Is US democracy under threat?

Submitted by AWL on 13 October, 2020 - 3:14 Author: Barrie Hardy
Trump and riot police

A very healthy debate has been taking place in the pages of Solidarity on how socialists should relate to the forthcoming US presidential election. Having written a number of articles on the subject recently, I think it necessary for me to give my take on things.

I was taken aback by one reader who found it “objectionable” for me to say that bourgeois democracy was under threat in the US. Trump’s gang have done their utmost to trash its institutions, codes and conventions. He’s gone out of his way to capture the Supreme Court for the reactionary right and also thanks to his henchman, Attorney General Bill Barr, removed several District Attorneys investigating Trump. Numerous Inspectors General — oversight officials there to stop overreach by the executive branch — have been sacked. In late spring Trump got rid of five in the space of six weeks.

All of this could have escaped most people’s attention, but we have a President who says he refuses to accept the result of the November election unless it shows him as the victor. Additionally he has called for the arrest of his political opponent, Joe Biden, along with Barack Obama and Hillary Clinton, in the middle of the election campaign. Voter suppression has also been taken to a new level with the deliberate sabotage of the US Postal Service.

As if this wasn’t enough, we’ve had Trump flattering the various white supremacist and neo-Nazi “militias” and calling on them to stand watch at voting stations where they will be no doubt armed to the teeth. This comes on top of FBI arrests of 13 far right terrorists charged with various plots against the state of Michigan, including one to kidnap its Governor, Gretchen Whitmer.

Given all of this I would like to know what more it would take as evidence that bourgeois democracy is not imperilled? Perhaps those who believe this way have a touching regard for the US Constitution and its ability to withstand all challenges, but they shouldn’t count on it! Of course, if you believe that bourgeois democracy is not in danger, then who to vote for doesn’t matter. A democratic system will broadly be in place even if Trump emerges victorious. That’s why denying Trump is a fascist follows on with this line of thinking.

If fascism is a form of far-right authoritarian ultranationalism which craves for dictatorial power and the forcible suppression of opposition, then Donald Trump is a fascist.

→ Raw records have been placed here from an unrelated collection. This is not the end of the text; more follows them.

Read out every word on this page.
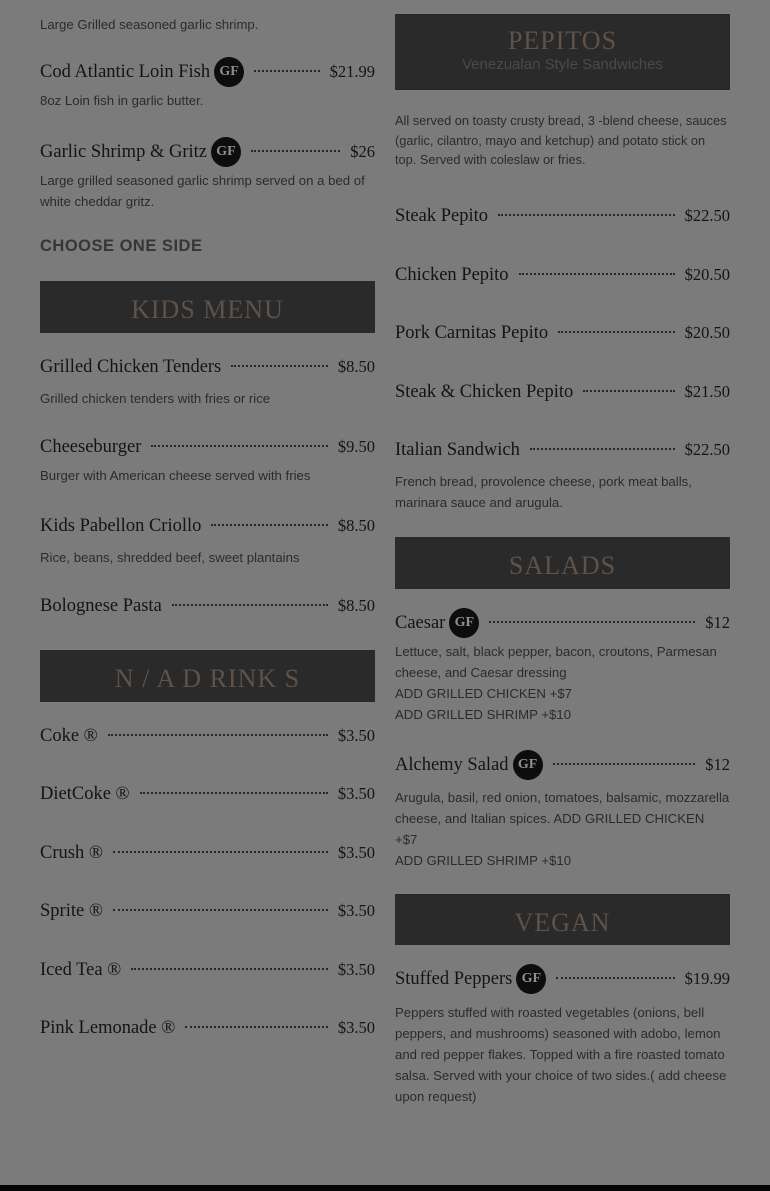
Large Grilled seasoned garlic shrimp.
Cod Atlantic Loin Fish GF	$21.99
8oz Loin fish in garlic butter.
Garlic Shrimp & Gritz GF	$26
Large grilled seasoned garlic shrimp served on a bed of white cheddar gritz.
CHOOSE ONE SIDE
KIDS MENU
Grilled Chicken Tenders	$8.50
Grilled chicken tenders with fries or rice
Cheeseburger	$9.50
Burger with American cheese served with fries
Kids Pabellon Criollo	$8.50
Rice, beans, shredded beef, sweet plantains
Bolognese Pasta	$8.50
N / A D RINK S
Coke ®	$3.50
DietCoke ®	$3.50
Crush ®	$3.50
Sprite ®	$3.50
Iced Tea ®	$3.50
Pink Lemonade ®	$3.50
PEPITOS
Venezualan Style Sandwiches
All served on toasty crusty bread, 3 -blend cheese, sauces (garlic, cilantro, mayo and ketchup) and potato stick on top. Served with coleslaw or fries.
Steak Pepito	$22.50
Chicken Pepito	$20.50
Pork Carnitas Pepito	$20.50
Steak & Chicken Pepito	$21.50
Italian Sandwich	$22.50
French bread, provolence cheese, pork meat balls, marinara sauce and arugula.
SALADS
Caesar GF	$12
Lettuce, salt, black pepper, bacon, croutons, Parmesan cheese, and Caesar dressing
ADD GRILLED CHICKEN +$7
ADD GRILLED SHRIMP +$10
Alchemy Salad GF	$12
Arugula, basil, red onion, tomatoes, balsamic, mozzarella cheese, and Italian spices. ADD GRILLED CHICKEN +$7
ADD GRILLED SHRIMP +$10
VEGAN
Stuffed Peppers GF	$19.99
Peppers stuffed with roasted vegetables (onions, bell peppers, and mushrooms) seasoned with adobo, lemon and red pepper flakes. Topped with a fire roasted tomato salsa. Served with your choice of two sides.( add cheese upon request)
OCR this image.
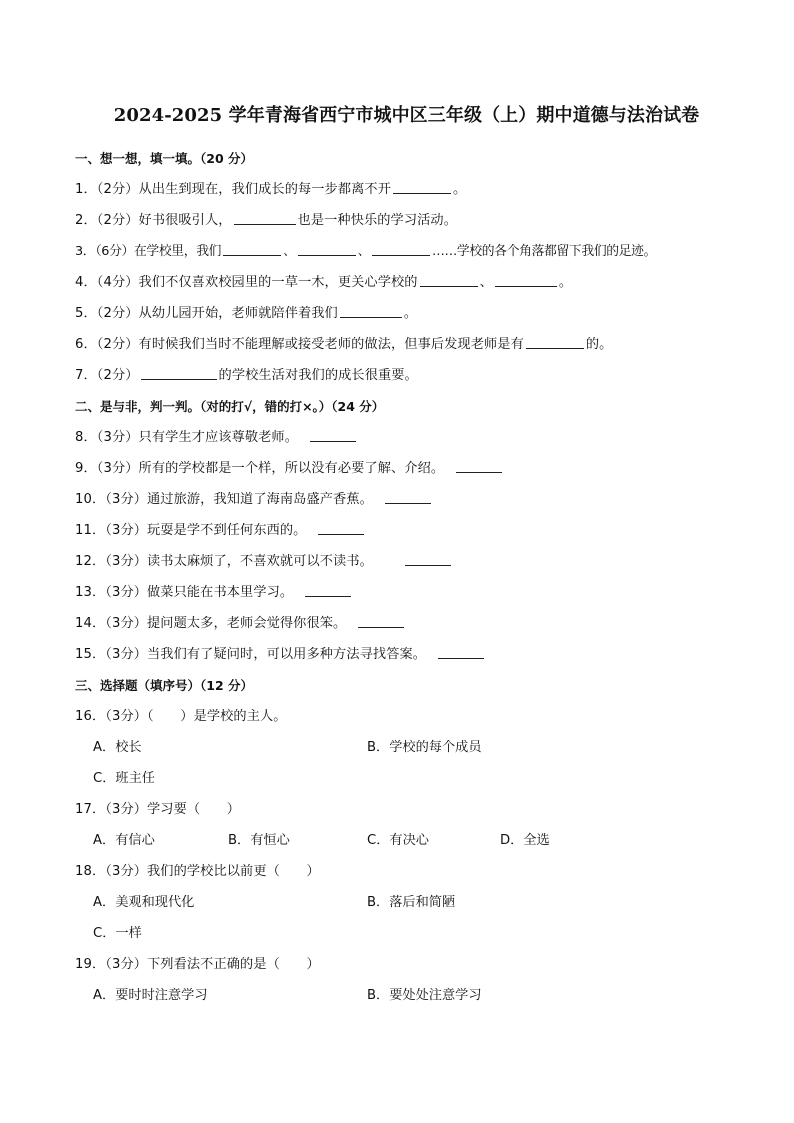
2024-2025 学年青海省西宁市城中区三年级（上）期中道德与法治试卷
一、想一想，填一填。（20 分）
1．（2分）从出生到现在，我们成长的每一步都离不开	。
2．（2分）好书很吸引人，	也是一种快乐的学习活动。
3．（6分）在学校里，我们	、	、	……学校的各个角落都留下我们的足迹。
4．（4分）我们不仅喜欢校园里的一草一木，更关心学校的	、	。
5．（2分）从幼儿园开始，老师就陪伴着我们	。
6．（2分）有时候我们当时不能理解或接受老师的做法，但事后发现老师是有	的。
7．（2分）	的学校生活对我们的成长很重要。
二、是与非，判一判。（对的打√，错的打×。）（24 分）
8．（3分）只有学生才应该尊敬老师。
9．（3分）所有的学校都是一个样，所以没有必要了解、介绍。
10．（3分）通过旅游，我知道了海南岛盛产香蕉。
11．（3分）玩耍是学不到任何东西的。
12．（3分）读书太麻烦了，不喜欢就可以不读书。
13．（3分）做菜只能在书本里学习。
14．（3分）提问题太多，老师会觉得你很笨。
15．（3分）当我们有了疑问时，可以用多种方法寻找答案。
三、选择题（填序号）（12 分）
16．（3分）（　　）是学校的主人。
A．校长	B．学校的每个成员
C．班主任
17．（3分）学习要（　　）
A．有信心	B．有恒心	C．有决心	D．全选
18．（3分）我们的学校比以前更（　　）
A．美观和现代化	B．落后和简陋
C．一样
19．（3分）下列看法不正确的是（　　）
A．要时时注意学习	B．要处处注意学习
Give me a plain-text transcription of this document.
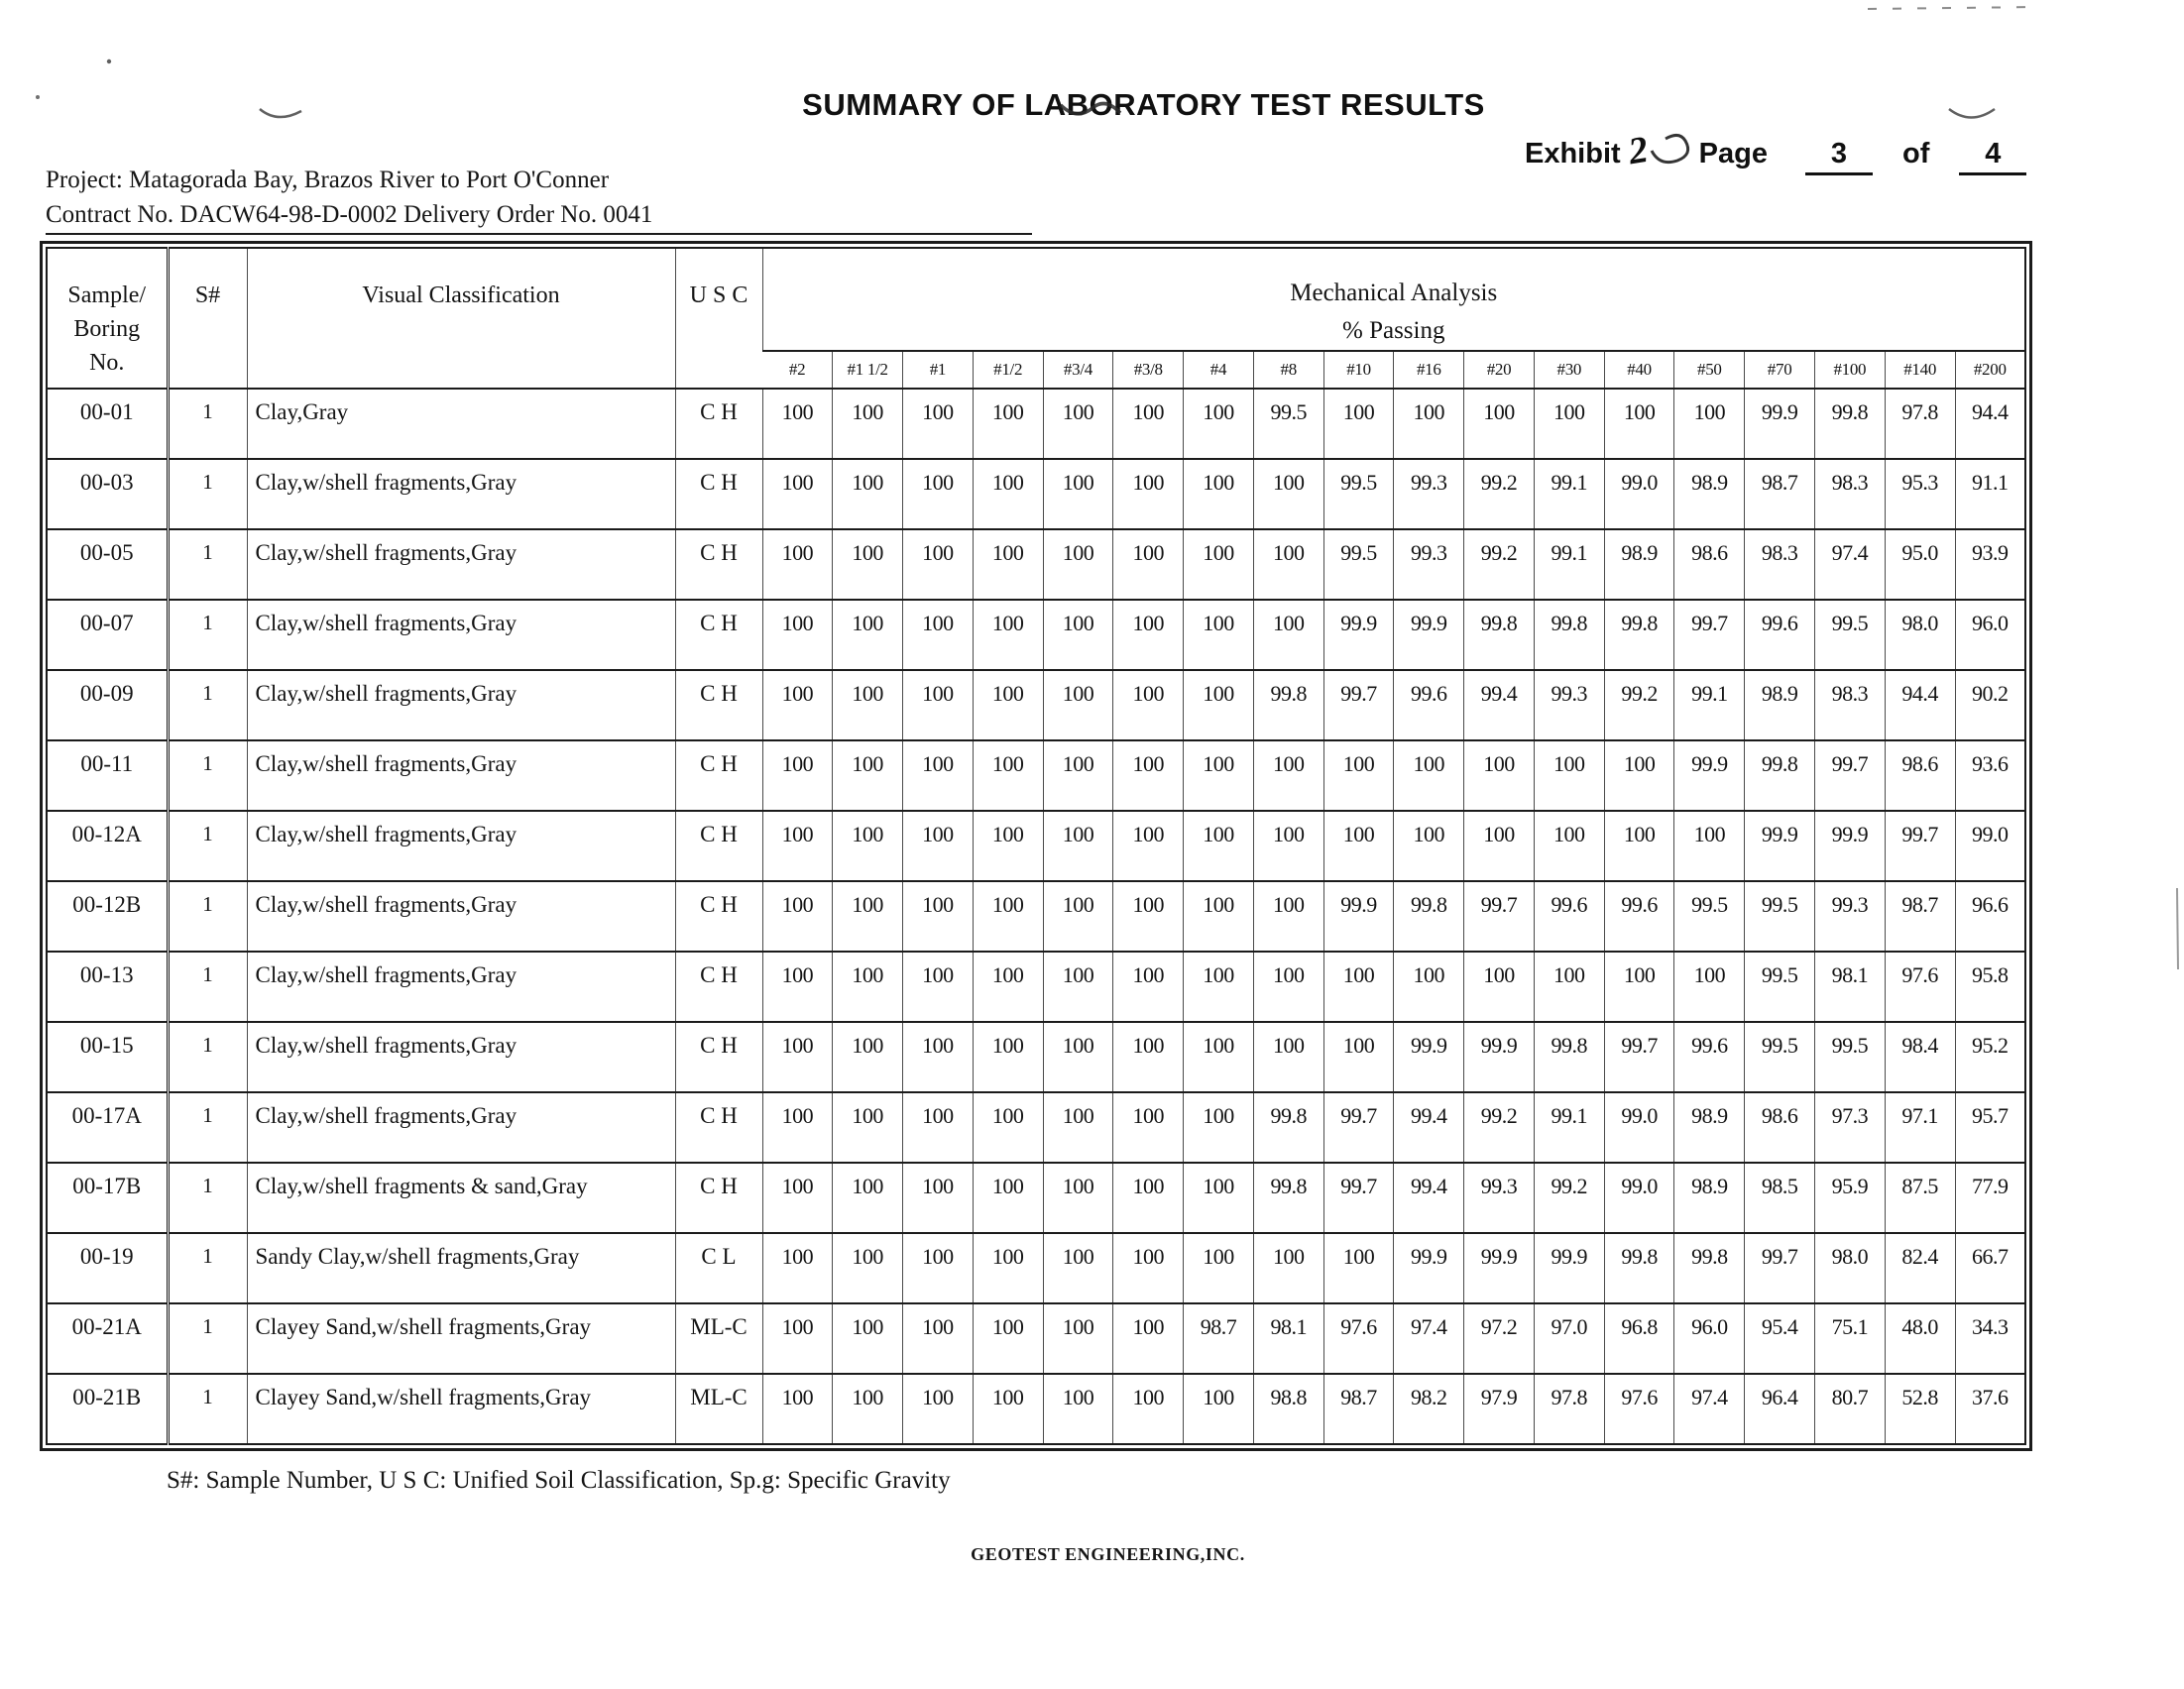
SUMMARY OF LABORATORY TEST RESULTS
Exhibit 2 Page	3	of	4
Project: Matagorada Bay, Brazos River to Port O'Conner
Contract No. DACW64-98-D-0002 Delivery Order No. 0041
Sample/
Boring
No.
	S#	Visual Classification	U S C	Mechanical Analysis
% Passing

				#2	#1 1/2	#1	#1/2	#3/4	#3/8	#4	#8	#10	#16	#20	#30	#40	#50	#70	#100	#140	#200
00-01	1	Clay,Gray	C H	100	100	100	100	100	100	100	99.5	100	100	100	100	100	100	99.9	99.8	97.8	94.4
00-03	1	Clay,w/shell fragments,Gray	C H	100	100	100	100	100	100	100	100	99.5	99.3	99.2	99.1	99.0	98.9	98.7	98.3	95.3	91.1
00-05	1	Clay,w/shell fragments,Gray	C H	100	100	100	100	100	100	100	100	99.5	99.3	99.2	99.1	98.9	98.6	98.3	97.4	95.0	93.9
00-07	1	Clay,w/shell fragments,Gray	C H	100	100	100	100	100	100	100	100	99.9	99.9	99.8	99.8	99.8	99.7	99.6	99.5	98.0	96.0
00-09	1	Clay,w/shell fragments,Gray	C H	100	100	100	100	100	100	100	99.8	99.7	99.6	99.4	99.3	99.2	99.1	98.9	98.3	94.4	90.2
00-11	1	Clay,w/shell fragments,Gray	C H	100	100	100	100	100	100	100	100	100	100	100	100	100	99.9	99.8	99.7	98.6	93.6
00-12A	1	Clay,w/shell fragments,Gray	C H	100	100	100	100	100	100	100	100	100	100	100	100	100	100	99.9	99.9	99.7	99.0
00-12B	1	Clay,w/shell fragments,Gray	C H	100	100	100	100	100	100	100	100	99.9	99.8	99.7	99.6	99.6	99.5	99.5	99.3	98.7	96.6
00-13	1	Clay,w/shell fragments,Gray	C H	100	100	100	100	100	100	100	100	100	100	100	100	100	100	99.5	98.1	97.6	95.8
00-15	1	Clay,w/shell fragments,Gray	C H	100	100	100	100	100	100	100	100	100	99.9	99.9	99.8	99.7	99.6	99.5	99.5	98.4	95.2
00-17A	1	Clay,w/shell fragments,Gray	C H	100	100	100	100	100	100	100	99.8	99.7	99.4	99.2	99.1	99.0	98.9	98.6	97.3	97.1	95.7
00-17B	1	Clay,w/shell fragments & sand,Gray	C H	100	100	100	100	100	100	100	99.8	99.7	99.4	99.3	99.2	99.0	98.9	98.5	95.9	87.5	77.9
00-19	1	Sandy Clay,w/shell fragments,Gray	C L	100	100	100	100	100	100	100	100	100	99.9	99.9	99.9	99.8	99.8	99.7	98.0	82.4	66.7
00-21A	1	Clayey Sand,w/shell fragments,Gray	ML-C	100	100	100	100	100	100	98.7	98.1	97.6	97.4	97.2	97.0	96.8	96.0	95.4	75.1	48.0	34.3
00-21B	1	Clayey Sand,w/shell fragments,Gray	ML-C	100	100	100	100	100	100	100	98.8	98.7	98.2	97.9	97.8	97.6	97.4	96.4	80.7	52.8	37.6
S#: Sample Number, U S C: Unified Soil Classification, Sp.g: Specific Gravity
GEOTEST ENGINEERING,INC.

He might not have a fully worked out political ideology, parade around in uniform or sport a silly little moustache, but Donald walks like a duck and talks like a duck.

Not all fascist regimes came to power on the backs on mass fascist movements. General Franco was not an ideological fascist when he launched his coup against the bourgeois-democratic republic in 1936, but an old-style pro-church, pro-landlord, pro-monarchy reactionary. He utilised the Spanish Falange as auxiliaries during the civil war then merged them into a one state party with the Carlists afterwards. I doubt if anyone reading this newspaper would describe his regime as anything other than fascist, however.

In the case of next door neighbour Portugal, there wasn’t even a mass fascist movement behind Salazar, and he didn’t set up his fascist state until seven years after a military coup. Again I doubt there’d be many takers for calling Salazar anything other than fascist.

Terror

Trump has the backing of numerous right wing terror groups including the KKK. The adulation teenage killer Kyle Rittenhouse has received in Republican circle implies that these groups believe they have a license to kill.

A Trump victory will embolden both Trump’s drive for authoritarian rule and raise white supremacy once more to dominate American life. Should “handmaiden” Amy Coney Barrett get onto the Supreme Court, women’s rights are going to get trashed also.

Which brings us to the question of how to vote in November. I do not have a problem with people wanting to vote for Green candidate Howie Hawkins in states like New York and California, where Trump has no chance of winning. In swing states like Michigan, Wisconsin, and Pennsylvania, however, anything other than a vote for Biden would be a criminal dereliction of duty.

If your political position is wanting to see Donald Trump defeated at all cost they there is no logical reason for splitting the anti Trump vote and letting him win. Jill Stein, the 2016 Green candidate, got a bigger vote in all three states mentioned above than the margin between Clinton and Trump. There’s no way of telling if with Stein not standing the outcome would have been any different, but there’s no proof of the opposite either.

Many on the American left, supporters of Bernie Saunders and AOC included, have never forgiven the Greens in respect to the way the votes panned out in the Mid West. They aren’t going to be too happy with a similar outcome this time and won’t look too kindly on those who advocated it!

Some readers have argued that calling for any vote for Biden is a form of “popular frontism”. Trotsky was of course opposed to popular fronts with bourgeois parties and instead called for a United Front between the two mass workers’ parties, namely the Social Democrats and the Communist Party, to defeat fascism in Europe.

Today there aren’t two mass workers’ parties in the USA. Historically there’s never even been one. Independent working-class organisation is of course needed. Some of it will come from struggles happening in the street of American towns and cities. Other elements will come from the left of the Democratic Party and its supporters in the trade unions.

We cannot cut ourselves off from these people by enabling another Trump term.